Die „No Kings“-Proteste zeigen in Wirklichkeit, dass es einen massenhaften Widerstand gegen die rechtsextreme Diktatur gibt. Diese Opposition muss politisch mit einer Perspektive bewaffnet sein, um eine Offensive der Arbeiterklasse zu mobilisieren. Die Partei, die diesen Kampf anführt, ist die Socialist Equality Party, die US-amerikanische Sektion des IKVI. In ihrer Erklärung „Nach den 'No Kings'-Protesten: Was nun?“ erklärte die SEP:

Die Aufgabe besteht nicht darin, passiv auf die nächste Demonstration zu warten, sondern diese Opposition als Hebel im Kampf für eine Bewegung der Arbeiterklasse für den Sozialismus zu nutzen.

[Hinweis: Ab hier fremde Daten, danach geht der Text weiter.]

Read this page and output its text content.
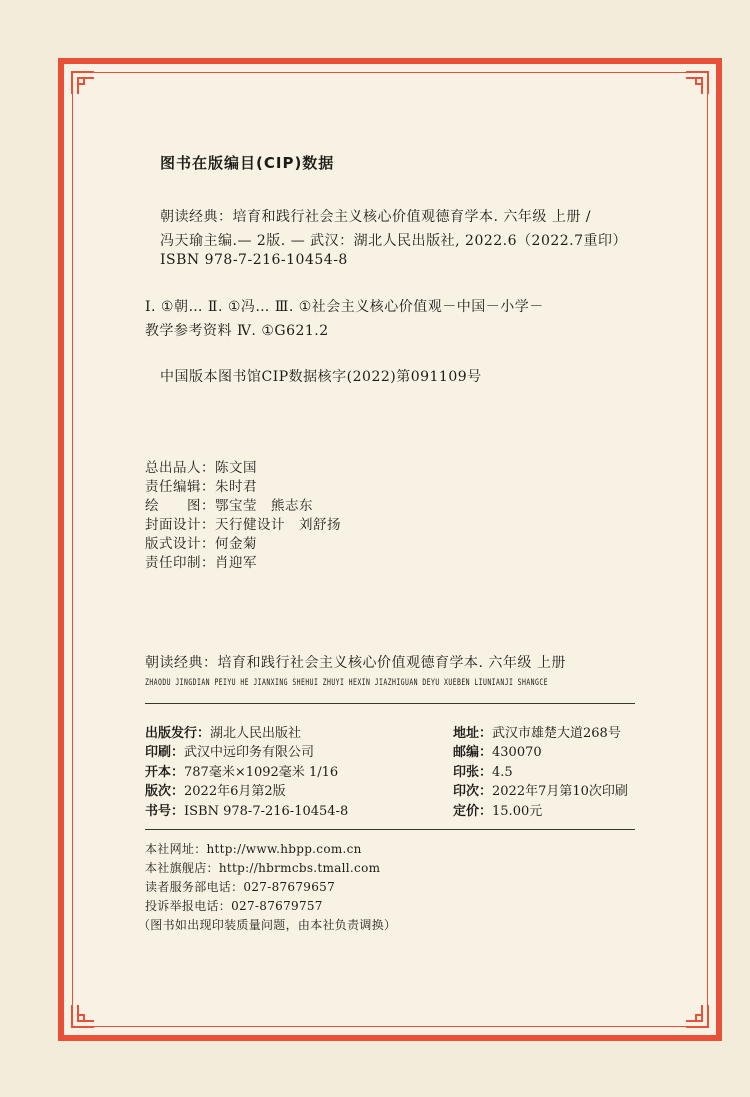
图书在版编目(CIP)数据
朝读经典：培育和践行社会主义核心价值观德育学本. 六年级 上册 /
冯天瑜主编.— 2版. — 武汉：湖北人民出版社, 2022.6（2022.7重印）
ISBN 978-7-216-10454-8
Ⅰ. ①朝… Ⅱ. ①冯… Ⅲ. ①社会主义核心价值观－中国－小学－
教学参考资料 Ⅳ. ①G621.2
中国版本图书馆CIP数据核字(2022)第091109号
总出品人：陈文国
责任编辑：朱时君
绘　　图：鄂宝莹　熊志东
封面设计：天行健设计　刘舒扬
版式设计：何金菊
责任印制：肖迎军
朝读经典：培育和践行社会主义核心价值观德育学本. 六年级 上册
ZHAODU JINGDIAN PEIYU HE JIANXING SHEHUI ZHUYI HEXIN JIAZHIGUAN DEYU XUEBEN LIUNIANJI SHANGCE
出版发行：湖北人民出版社
印刷：武汉中远印务有限公司
开本：787毫米×1092毫米 1/16
版次：2022年6月第2版
书号：ISBN 978-7-216-10454-8
地址：武汉市雄楚大道268号
邮编：430070
印张：4.5
印次：2022年7月第10次印刷
定价：15.00元
本社网址：http://www.hbpp.com.cn
本社旗舰店：http://hbrmcbs.tmall.com
读者服务部电话：027-87679657
投诉举报电话：027-87679757
（图书如出现印装质量问题，由本社负责调换）
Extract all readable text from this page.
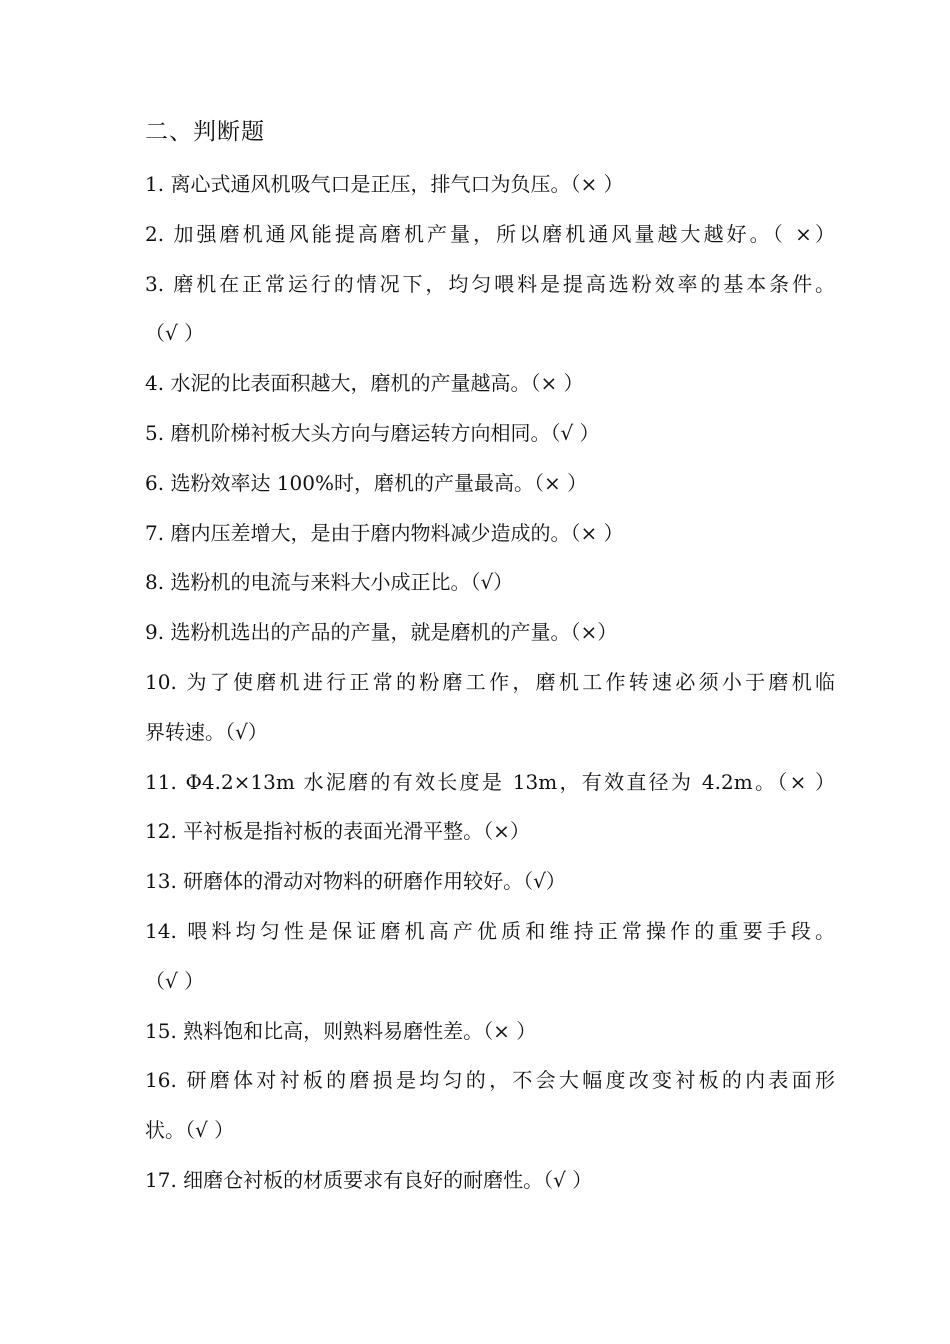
二、判断题

1. 离心式通风机吸气口是正压，排气口为负压。（× ）

2. 加强磨机通风能提高磨机产量，所以磨机通风量越大越好。（ ×）

3. 磨机在正常运行的情况下，均匀喂料是提高选粉效率的基本条件。

（√ ）

4. 水泥的比表面积越大，磨机的产量越高。（× ）

5. 磨机阶梯衬板大头方向与磨运转方向相同。（√ ）

6. 选粉效率达 100%时，磨机的产量最高。（× ）

7. 磨内压差增大，是由于磨内物料减少造成的。（× ）

8. 选粉机的电流与来料大小成正比。（√）

9. 选粉机选出的产品的产量，就是磨机的产量。（×）

10. 为了使磨机进行正常的粉磨工作，磨机工作转速必须小于磨机临

界转速。（√）

11. Φ4.2×13m 水泥磨的有效长度是 13m，有效直径为 4.2m。（× ）

12. 平衬板是指衬板的表面光滑平整。（×）

13. 研磨体的滑动对物料的研磨作用较好。（√）

14. 喂料均匀性是保证磨机高产优质和维持正常操作的重要手段。

（√ ）

15. 熟料饱和比高，则熟料易磨性差。（× ）

16. 研磨体对衬板的磨损是均匀的，不会大幅度改变衬板的内表面形

状。（√ ）

17. 细磨仓衬板的材质要求有良好的耐磨性。（√ ）
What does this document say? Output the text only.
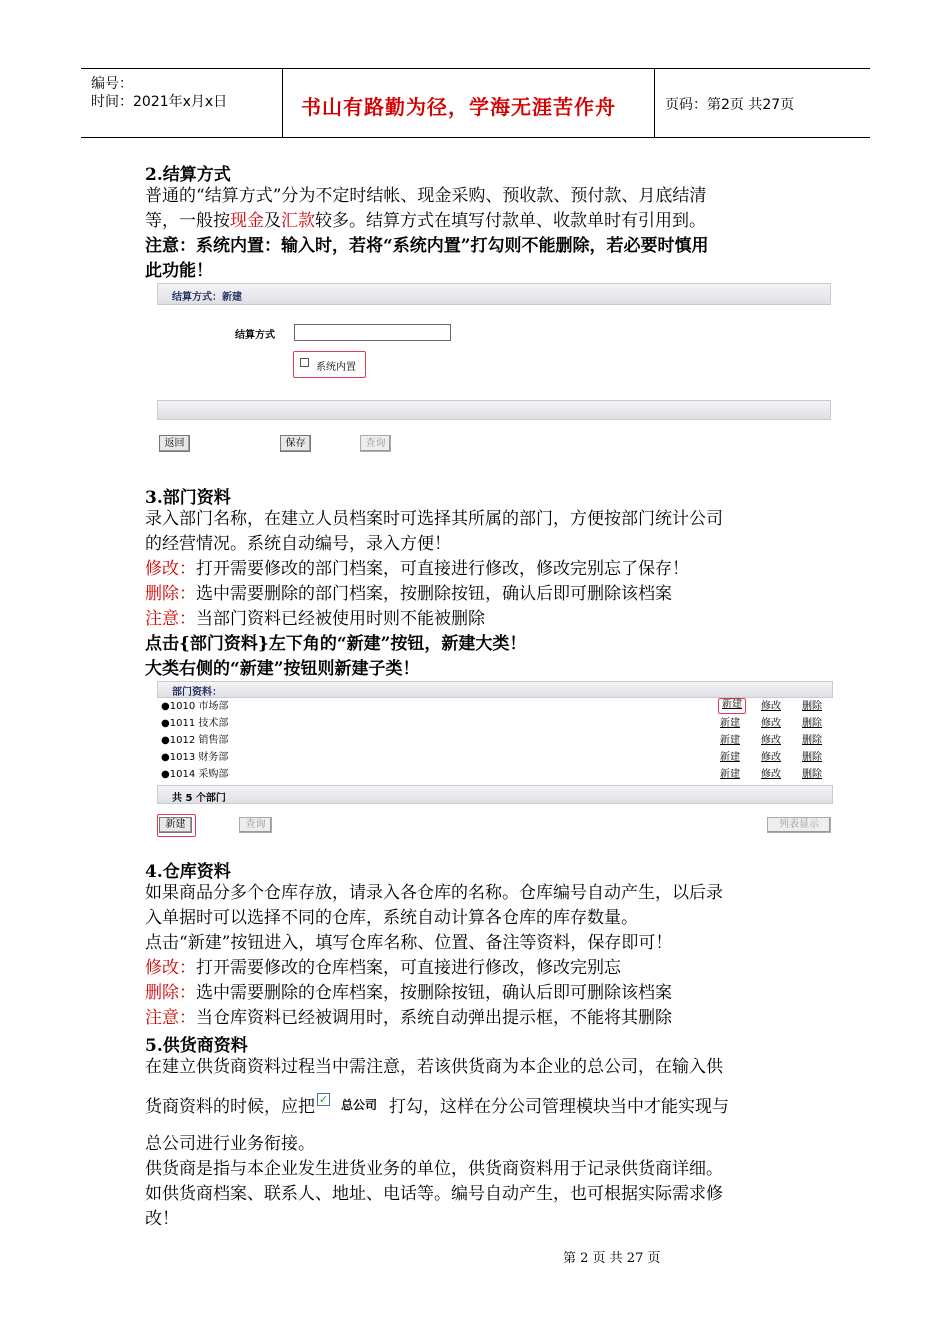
编号：
时间：2021年x月x日	书山有路勤为径，学海无涯苦作舟	页码：第2页 共27页
2.结算方式
普通的“结算方式”分为不定时结帐、现金采购、预收款、预付款、月底结清
等，一般按现金及汇款较多。结算方式在填写付款单、收款单时有引用到。
注意：系统内置：输入时，若将“系统内置”打勾则不能删除，若必要时慎用
此功能！
结算方式：新建
结算方式
系统内置
返回	保存	查询
3.部门资料
录入部门名称，在建立人员档案时可选择其所属的部门，方便按部门统计公司
的经营情况。系统自动编号，录入方便！
修改：打开需要修改的部门档案，可直接进行修改，修改完别忘了保存！
删除：选中需要删除的部门档案，按删除按钮，确认后即可删除该档案
注意：当部门资料已经被使用时则不能被删除
点击{部门资料}左下角的“新建”按钮，新建大类！
大类右侧的“新建”按钮则新建子类！
部门资料：
●1010 市场部	新建	修改 删除
●1011 技术部	新建 修改 删除
●1012 销售部	新建 修改 删除
●1013 财务部	新建 修改 删除
●1014 采购部	新建 修改 删除
共 5 个部门
新建	查询	列表显示
4.仓库资料
如果商品分多个仓库存放，请录入各仓库的名称。仓库编号自动产生，以后录
入单据时可以选择不同的仓库，系统自动计算各仓库的库存数量。
点击“新建”按钮进入，填写仓库名称、位置、备注等资料，保存即可！
修改：打开需要修改的仓库档案，可直接进行修改，修改完别忘
删除：选中需要删除的仓库档案，按删除按钮，确认后即可删除该档案
注意：当仓库资料已经被调用时，系统自动弹出提示框，不能将其删除
5.供货商资料
在建立供货商资料过程当中需注意，若该供货商为本企业的总公司，在输入供
货商资料的时候，应把 ✓ 总公司 打勾，这样在分公司管理模块当中才能实现与
总公司进行业务衔接。
供货商是指与本企业发生进货业务的单位，供货商资料用于记录供货商详细。
如供货商档案、联系人、地址、电话等。编号自动产生，也可根据实际需求修
改！
第 2 页 共 27 页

Die Socialist Equality Party steht an der Spitze des Kampfs für den Aufbau von Aktionskomitees an allen Arbeitsplätzen als Teil der Internationalen Arbeiterallianz der Aktionskomitees (International Workers Alliance of Rank-and-File Committees, IWA-RFC). Ihre Strategie ist es, eine bewusste sozialistische Bewegung innerhalb der Arbeiterklasse aufzubauen, die politisch und organisatorisch auf die Kämpfe der globalen Arbeiterklasse ausgerichtet ist.

Der Widerstand gegen die Diktatur kann nur dann einen Schritt vorwärts machen, wenn er in den sozialen und politischen Kämpfen der Arbeiterklasse verwurzelt ist und auf einer internationalistischen und sozialistischen Strategie basiert. Die Verteidigung der Demokratie ist unmöglich ohne die Entwicklung einer sozialistischen Bewegung, die den Kapitalismus stürzt und den Reichtum der Gesellschaft unter die demokratische Kontrolle der Arbeiter stellt.

Die Arbeiter in Europa müssen sich diesem Aufruf anschließen. Der europäische Kapitalismus hat sich auf zwei Hauptlügen gestützt, um die Arbeiter zu erwürgen: erstens, dass es in den Vereinigten Staaten keinen Kampf für Arbeitermacht und Sozialismus geben könne, und zweitens, dass die europäischen Arbeiter sich niemals vom Stalinismus und der Sozialdemokratie lösen könnten. Die „No Kings“-Proteste, die in einer Zeit stattfinden, in der Umfragen zeigen, dass eine Mehrheit der amerikanischen Jugend den Sozialismus unterstützt, entlarven diese Lügen.

Internationale Ausbrüche des Klassenkampfs gegen die kapitalistische Diktatur stehen bevor. Das IKVI muss als Avantgarde der Arbeiterklasse aufgebaut werden, um den Kampf für die Vereinigten Sozialistischen Staaten von Europa anzuführen.